The debut album of this duo from the Chicago area has a really colourful sleeve of the heaviest psychedelic tradition. The Virgineers' home page is likewise. Song titles like Love Circus, Floating and Be My Guru, and lyrics such as "Translucent armies of blue butterflies, Fluttering under my bed" do not let us down either. There are well-known psychedelic effects here, too: phasing, mellotron sounding keyboards, the odd sitar, backwards guitars etc. I expected long spacey jams, psychedelic freak-outs or odd time signatures, but no. Most of the melodies are relatively simple pop tunes. The Beatles from late 1965 to late 1967 was the first comparison to cross my mind. The Fab Four's psychedelic period all right, but timeless pop music all the same. Sun is the most obvious, both melody and production sounds like the natural successor to George Harrison's Blue Jay Way. The Morning Moon is a sort of the Revolver album condensed into one song. Not bad, not bad at all!
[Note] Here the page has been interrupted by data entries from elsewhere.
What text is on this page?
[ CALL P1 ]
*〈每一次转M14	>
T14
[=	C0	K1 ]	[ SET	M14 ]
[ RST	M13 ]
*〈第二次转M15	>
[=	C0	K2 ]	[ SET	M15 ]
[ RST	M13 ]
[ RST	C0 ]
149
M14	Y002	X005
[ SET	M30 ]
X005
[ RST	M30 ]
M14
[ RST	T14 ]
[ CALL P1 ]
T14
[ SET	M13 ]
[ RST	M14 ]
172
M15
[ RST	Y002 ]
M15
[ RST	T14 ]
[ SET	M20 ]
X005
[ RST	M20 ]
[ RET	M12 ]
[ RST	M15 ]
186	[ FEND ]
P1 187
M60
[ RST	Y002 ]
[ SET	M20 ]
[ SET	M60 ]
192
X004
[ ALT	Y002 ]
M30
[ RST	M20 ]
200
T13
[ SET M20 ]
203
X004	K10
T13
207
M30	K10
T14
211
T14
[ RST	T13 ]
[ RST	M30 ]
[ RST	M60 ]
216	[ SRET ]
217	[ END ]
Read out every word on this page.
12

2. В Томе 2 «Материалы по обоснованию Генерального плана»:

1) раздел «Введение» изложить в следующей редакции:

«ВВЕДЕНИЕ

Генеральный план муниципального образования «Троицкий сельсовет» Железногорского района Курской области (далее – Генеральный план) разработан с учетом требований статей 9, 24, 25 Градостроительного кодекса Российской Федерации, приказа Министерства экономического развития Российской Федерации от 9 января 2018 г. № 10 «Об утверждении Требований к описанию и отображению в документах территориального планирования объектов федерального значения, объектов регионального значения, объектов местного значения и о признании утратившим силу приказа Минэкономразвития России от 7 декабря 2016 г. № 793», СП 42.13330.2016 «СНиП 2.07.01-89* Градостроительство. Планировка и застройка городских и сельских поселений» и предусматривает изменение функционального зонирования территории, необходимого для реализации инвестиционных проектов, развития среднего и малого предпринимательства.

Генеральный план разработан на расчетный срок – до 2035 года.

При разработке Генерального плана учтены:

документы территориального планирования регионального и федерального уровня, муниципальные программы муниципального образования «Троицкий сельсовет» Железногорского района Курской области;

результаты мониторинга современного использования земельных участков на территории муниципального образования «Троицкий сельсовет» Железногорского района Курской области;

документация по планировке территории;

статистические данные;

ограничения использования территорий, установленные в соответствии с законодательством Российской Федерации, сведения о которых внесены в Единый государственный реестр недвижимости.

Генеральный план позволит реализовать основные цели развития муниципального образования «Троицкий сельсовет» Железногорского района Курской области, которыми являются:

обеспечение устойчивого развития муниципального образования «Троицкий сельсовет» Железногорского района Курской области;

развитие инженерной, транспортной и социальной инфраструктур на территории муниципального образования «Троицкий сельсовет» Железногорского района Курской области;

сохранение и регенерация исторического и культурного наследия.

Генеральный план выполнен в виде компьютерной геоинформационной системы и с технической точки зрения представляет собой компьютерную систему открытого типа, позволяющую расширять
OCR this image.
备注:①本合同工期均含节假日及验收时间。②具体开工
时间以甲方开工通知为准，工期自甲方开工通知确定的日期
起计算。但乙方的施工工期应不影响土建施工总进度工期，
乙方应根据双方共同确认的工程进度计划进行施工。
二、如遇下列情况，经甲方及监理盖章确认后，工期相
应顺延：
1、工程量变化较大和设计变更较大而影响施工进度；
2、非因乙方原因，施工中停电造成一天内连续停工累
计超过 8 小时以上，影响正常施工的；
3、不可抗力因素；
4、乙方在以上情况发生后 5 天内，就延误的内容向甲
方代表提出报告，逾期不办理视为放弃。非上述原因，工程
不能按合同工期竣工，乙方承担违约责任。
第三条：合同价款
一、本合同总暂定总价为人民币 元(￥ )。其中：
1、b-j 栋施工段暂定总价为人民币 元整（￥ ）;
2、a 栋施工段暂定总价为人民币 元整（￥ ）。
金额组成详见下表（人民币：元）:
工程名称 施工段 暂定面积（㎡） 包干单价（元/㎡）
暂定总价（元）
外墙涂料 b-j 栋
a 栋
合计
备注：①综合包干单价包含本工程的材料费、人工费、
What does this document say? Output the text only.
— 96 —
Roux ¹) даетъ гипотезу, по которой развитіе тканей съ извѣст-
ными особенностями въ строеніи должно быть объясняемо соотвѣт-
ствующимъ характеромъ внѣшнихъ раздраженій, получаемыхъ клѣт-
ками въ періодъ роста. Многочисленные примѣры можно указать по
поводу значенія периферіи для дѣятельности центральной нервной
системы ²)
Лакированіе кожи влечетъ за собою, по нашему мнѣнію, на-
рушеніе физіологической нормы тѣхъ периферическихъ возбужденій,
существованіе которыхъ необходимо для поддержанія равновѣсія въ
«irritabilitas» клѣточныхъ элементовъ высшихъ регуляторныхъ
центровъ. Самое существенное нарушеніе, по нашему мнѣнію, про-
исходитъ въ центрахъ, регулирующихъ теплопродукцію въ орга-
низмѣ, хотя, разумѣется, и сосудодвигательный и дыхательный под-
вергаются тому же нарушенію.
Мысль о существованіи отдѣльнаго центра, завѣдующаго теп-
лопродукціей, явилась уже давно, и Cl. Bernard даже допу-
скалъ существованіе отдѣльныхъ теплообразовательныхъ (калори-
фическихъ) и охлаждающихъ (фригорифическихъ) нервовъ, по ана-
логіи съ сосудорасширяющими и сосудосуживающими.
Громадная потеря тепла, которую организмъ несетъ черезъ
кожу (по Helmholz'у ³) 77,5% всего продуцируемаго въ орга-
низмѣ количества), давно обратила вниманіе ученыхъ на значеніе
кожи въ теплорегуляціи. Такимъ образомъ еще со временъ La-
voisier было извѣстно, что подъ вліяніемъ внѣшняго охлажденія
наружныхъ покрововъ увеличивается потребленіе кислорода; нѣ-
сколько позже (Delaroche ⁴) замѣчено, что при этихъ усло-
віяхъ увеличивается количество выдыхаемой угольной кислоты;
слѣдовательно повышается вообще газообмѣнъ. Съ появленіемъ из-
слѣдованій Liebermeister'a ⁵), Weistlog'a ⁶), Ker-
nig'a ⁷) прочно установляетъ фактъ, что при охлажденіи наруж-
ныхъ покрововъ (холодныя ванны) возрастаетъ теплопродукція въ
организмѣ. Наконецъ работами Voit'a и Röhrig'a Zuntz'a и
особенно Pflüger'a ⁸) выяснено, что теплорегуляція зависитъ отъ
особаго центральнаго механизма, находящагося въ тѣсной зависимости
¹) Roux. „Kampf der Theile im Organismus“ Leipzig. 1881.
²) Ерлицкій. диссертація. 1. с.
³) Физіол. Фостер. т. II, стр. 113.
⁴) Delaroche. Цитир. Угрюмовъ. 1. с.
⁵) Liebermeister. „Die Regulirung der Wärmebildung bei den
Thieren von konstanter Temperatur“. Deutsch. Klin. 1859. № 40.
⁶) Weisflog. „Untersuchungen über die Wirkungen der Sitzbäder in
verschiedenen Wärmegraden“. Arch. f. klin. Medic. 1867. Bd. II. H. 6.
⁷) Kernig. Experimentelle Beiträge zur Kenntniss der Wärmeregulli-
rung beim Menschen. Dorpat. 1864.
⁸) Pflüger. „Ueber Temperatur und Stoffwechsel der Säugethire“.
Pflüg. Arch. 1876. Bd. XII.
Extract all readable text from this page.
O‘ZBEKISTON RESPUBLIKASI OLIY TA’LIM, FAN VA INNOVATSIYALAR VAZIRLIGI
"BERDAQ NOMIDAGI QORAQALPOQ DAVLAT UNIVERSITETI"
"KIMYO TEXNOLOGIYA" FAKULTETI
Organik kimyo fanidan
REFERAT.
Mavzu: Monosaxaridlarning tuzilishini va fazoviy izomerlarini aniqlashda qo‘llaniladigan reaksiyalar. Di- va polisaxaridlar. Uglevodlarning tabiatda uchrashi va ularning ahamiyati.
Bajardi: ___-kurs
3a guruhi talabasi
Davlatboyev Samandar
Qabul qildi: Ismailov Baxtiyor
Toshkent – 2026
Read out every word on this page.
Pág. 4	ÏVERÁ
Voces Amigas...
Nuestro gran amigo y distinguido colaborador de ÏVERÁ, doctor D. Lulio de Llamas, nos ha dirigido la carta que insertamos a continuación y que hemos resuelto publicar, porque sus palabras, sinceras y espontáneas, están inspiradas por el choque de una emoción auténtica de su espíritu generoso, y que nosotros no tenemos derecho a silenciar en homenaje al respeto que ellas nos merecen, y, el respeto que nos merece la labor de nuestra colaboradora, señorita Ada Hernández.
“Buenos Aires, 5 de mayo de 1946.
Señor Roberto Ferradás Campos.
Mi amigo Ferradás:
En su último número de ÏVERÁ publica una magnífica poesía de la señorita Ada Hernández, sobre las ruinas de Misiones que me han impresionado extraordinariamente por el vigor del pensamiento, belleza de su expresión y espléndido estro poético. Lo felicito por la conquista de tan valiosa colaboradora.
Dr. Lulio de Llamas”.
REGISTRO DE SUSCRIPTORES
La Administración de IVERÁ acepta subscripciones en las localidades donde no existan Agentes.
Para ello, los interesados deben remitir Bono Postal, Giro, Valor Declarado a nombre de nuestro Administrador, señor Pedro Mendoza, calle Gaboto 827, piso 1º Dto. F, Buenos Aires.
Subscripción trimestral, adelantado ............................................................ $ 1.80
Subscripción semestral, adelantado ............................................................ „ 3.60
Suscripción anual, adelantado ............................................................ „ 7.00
Floating and particularly Dr. Glouster aren't far from the beaten tracks of another excellent British pop group XTC, closer to the "real" XTC than their psychedelic alter ego The Dukes Of Stratosphear, that is. Places That I've Never Been, Plastic Man and The Morning Moon are probably my personal favourites. Melancholic pop songs that are hard to get out of the head once they've found their way in. Only two of the songs show different directions. How Far Does Space Go? is what I'd expected from the album in the first place, a space jam with gloomy keyboards, stints of guitars in all directions and echoed sort of space whispers. There's even an answer to the question of the title (find out for yourselves)! But the track only lasts five minutes, whereas half an hour would've been more appropriate. The oddest moment of the album, though, is Be My Guru where The Virgineers go glitter rock, a crossover between The Sweet and T. Rex! Maybe a homage to the late Marc Bolan? Anyway, the closing track Diesel Train certainly includes a short homage to the Beach Boys, a pet sound...

All in all, The Virgineers is an unexpected album. But for me who can't get enough of classic melodic pop music, it was a pleasant surprise after all!